Sacred Cow Driven Change
At multiple points in a transformation, the program / company will plateau. Consider looking to the corporate sacred cows to invigorate the transformation and breakthrough the plateau.
In leading transformations, you need to rely on your instincts and know when to be provocative, and when to live to fight another day. In the teams that I lead, we refer to these moments as “The Gambler”, named after the Kenny Rogers song and the memorable lyric “you gotta know when to hold’em and know when to fold’em.” Change Leaders must maintain a connection with the program stakeholders and the business environment to recognize “The Gambler” and take the most fitting actions.

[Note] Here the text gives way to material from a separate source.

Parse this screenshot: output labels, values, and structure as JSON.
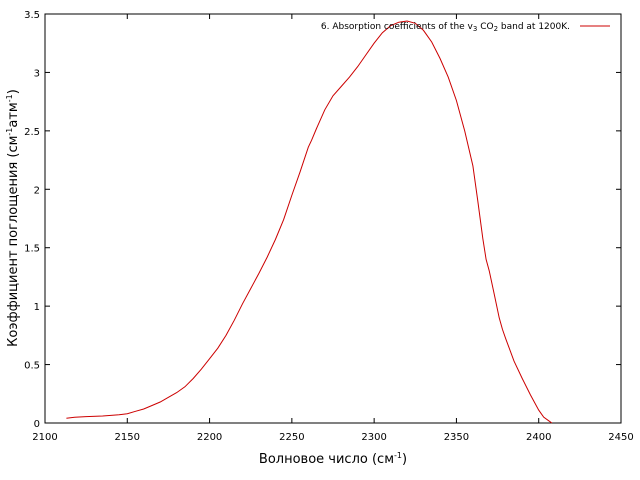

One technique when its time to hold’em is to address a sacred cow in the company. This could be a sacred cow from any of the domains of transformation (outlined in a previous post here). Perhaps, the program has a leadership challenge, or perhaps the business model is not as compelling as suggested by industry perspectives, or maybe the “not invented here” syndrome is pervasive. Some people refer to these issues as “the emperor has no clothes”. If you see your transformation stalled, idle, or in a plateau, a sacred cow can be an effective “sacrificial lamb” to get the program out of paralysis.

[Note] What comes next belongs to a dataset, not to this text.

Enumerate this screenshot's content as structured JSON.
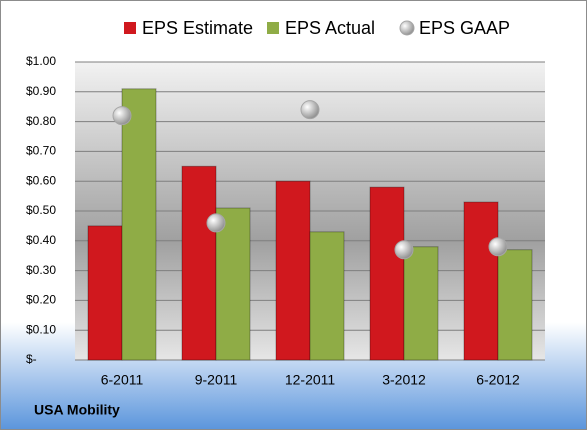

A change leader’s ability to apply this technique is also heavily reliant upon the relationships they have built throughout their environment. Imagine a new change leader with no relationship, or even bad relationships trying to challenge a sacred cow. It is not hard to speculate how that dialog may play out. You may have experienced this in your transformation experiences. When change leaders approach a sacred cow without the requisite trust in their relationships, they undermine their leadership and influence. Comments like “why should we listen to johnny-new-guy? We have been successful for years without their ideas” can be heard by the water cooler. Frequently, the discussion turns to the lack of confidence in the leader or the fear of change”, resistance to the change rises, and the sacred cow becomes further entrenched.
Contrast this with a discussion of sacred cows amongst two or three leaders with a strong relationship as reflected by a high degree of trust and respect for each other. Defenses are down, and the sacred cow can be discussed in hypothetical terms, frequently resulting in “mind-expanding discussion” and a potential breakthrough for the program.
If your transformation is stalled. If you are facing “the Gambler” and find yourself folding your cards over and over again, look to your trusted relationships and consider if they are strong enough to withstand a sacred cow discussion. If they are, engage the leadership opportunity, create a non-threatening environment, disarm the potential negative emotional reactions of a sacred cow discussion and make your wager. Lead the change, breakthrough the plateau and invigorate the transformation to a new level.